Anti-Mage: Nasty right-click with the mana-burn, hard to avoid chase with the blink, and an ultimate that will most likely shred you at least ONCE in the game.
Dude's called Anti-MAGE for a reason. Playing the Grand MAGUS against ANTI-MAGE is not going to be a fun time. Avoid if possible.
Nightstalker: Silence, heavy chase at night plus a nasty right-clicker- need I say anything else? Easier to deal with than the others due to the fact he's only useful at night, but play smart against this guy or you're toast.

Bearable, but annoying
Puck: I was indecisive in terms of placing this hero, as Puck's silence is irritating and both Puck and Rubick start playing well at the same time, but Rubick doesn't handle burst damage well. Overall, play smart and you should be fine. Spellstealing will work wonders against this hero.

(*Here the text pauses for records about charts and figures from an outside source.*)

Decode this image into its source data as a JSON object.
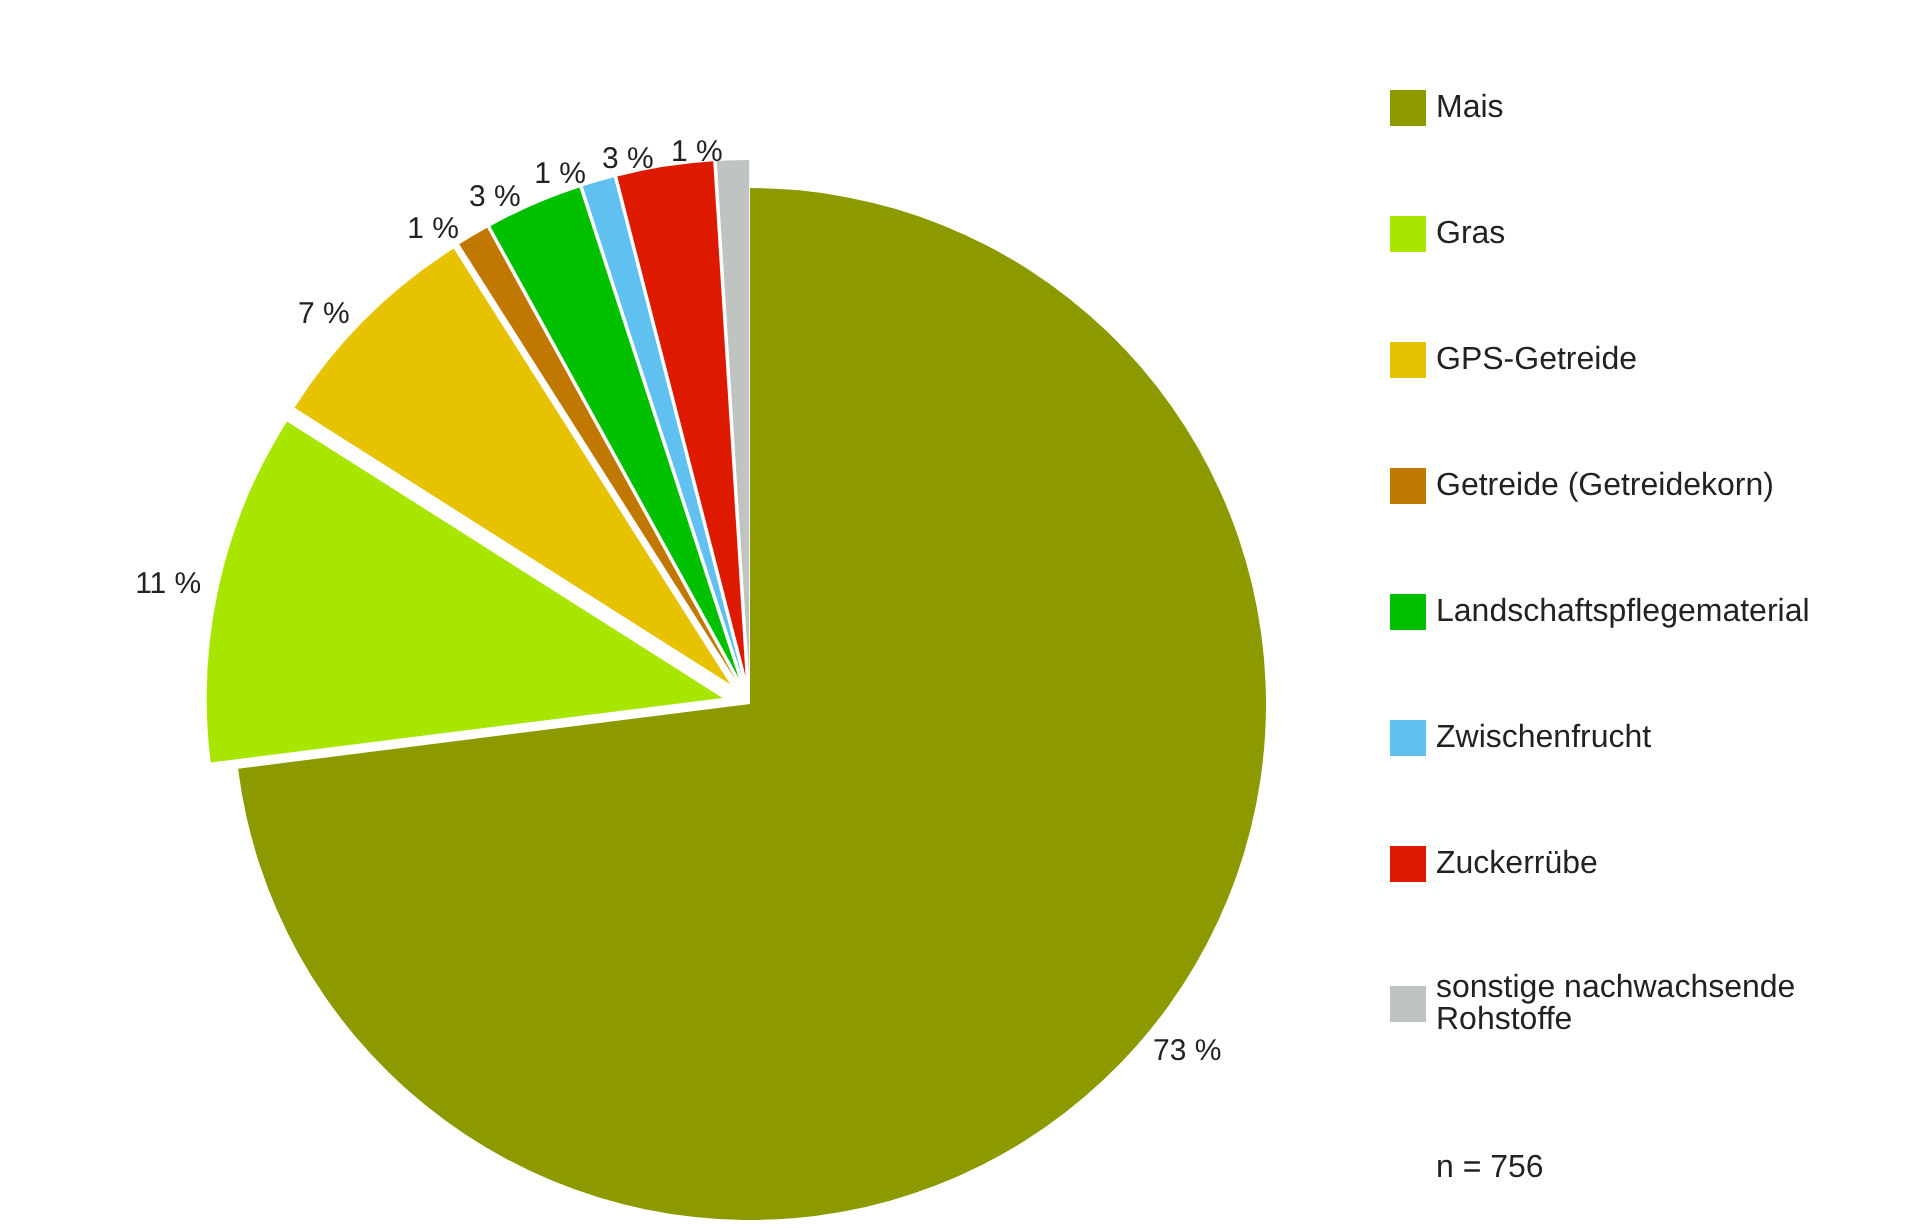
{
  "chart_data": {
    "type": "pie",
    "categories": [
      "Mais",
      "Gras",
      "GPS-Getreide",
      "Getreide (Getreidekorn)",
      "Landschaftspflegematerial",
      "Zwischenfrucht",
      "Zuckerrübe",
      "sonstige nachwachsende Rohstoffe"
    ],
    "values": [
      73,
      11,
      7,
      1,
      3,
      1,
      3,
      1
    ],
    "colors": [
      "#8c9a00",
      "#a8e600",
      "#e6c200",
      "#c07800",
      "#00c000",
      "#60c0f0",
      "#dd1a00",
      "#c0c4c0"
    ],
    "value_labels": [
      "73 %",
      "11 %",
      "7 %",
      "1 %",
      "3 %",
      "1 %",
      "3 %",
      "1 %"
    ],
    "legend": "right",
    "annotations": [
      "n = 756"
    ]
  }
}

Lion, Lina: Intense burst damage is hard to deal with on squishy heroes in general, but if you can dodge the ultimates you can steal them and give them a taste of their own medicine- however their utility spells ( Hex) are fairly useful given appropriate circumstances (Lina's stun is easier to land without cast animation and the fact you can control location with Telekinesis). Play smart.
Lifestealer: Not much to steal outside of Infest, and his slow combined with a pinch of burst damage from enemies is enough to ensure your swift demise. Play smart/buy Force Staff early (like instantly after Arcane Boots).
Bloodseeker: Holy mother of ouch. He deals a LOT of burst damage with Rupture, and he'll be apt to shred your face in at least once in the game, if you're lucky. His Bloodrage is not fun to deal with, however it makes you right-click pretty strong, so right-click-to-win when he does hit you with it (oh, and press and hold H to hold still when he ults you. Pretty general tactic but VERY note-worthy). You'll probably want a Mekanism against him, otherwise, aim to steal Rupture and buy Force Staff and use his own tactics against him. Don't give him his own bonus damage. If you steal his silence, use it on a support that's spell dependent (example: Crystal Maiden), and pray he doesn't hack-and-slash your face for an easy kill.
Shadow Fiend: Not TOO painful to deal with, however, each of his Shadow Razes count as a separate spell. So if you're spellstealing him, make sure you note how far the distance is.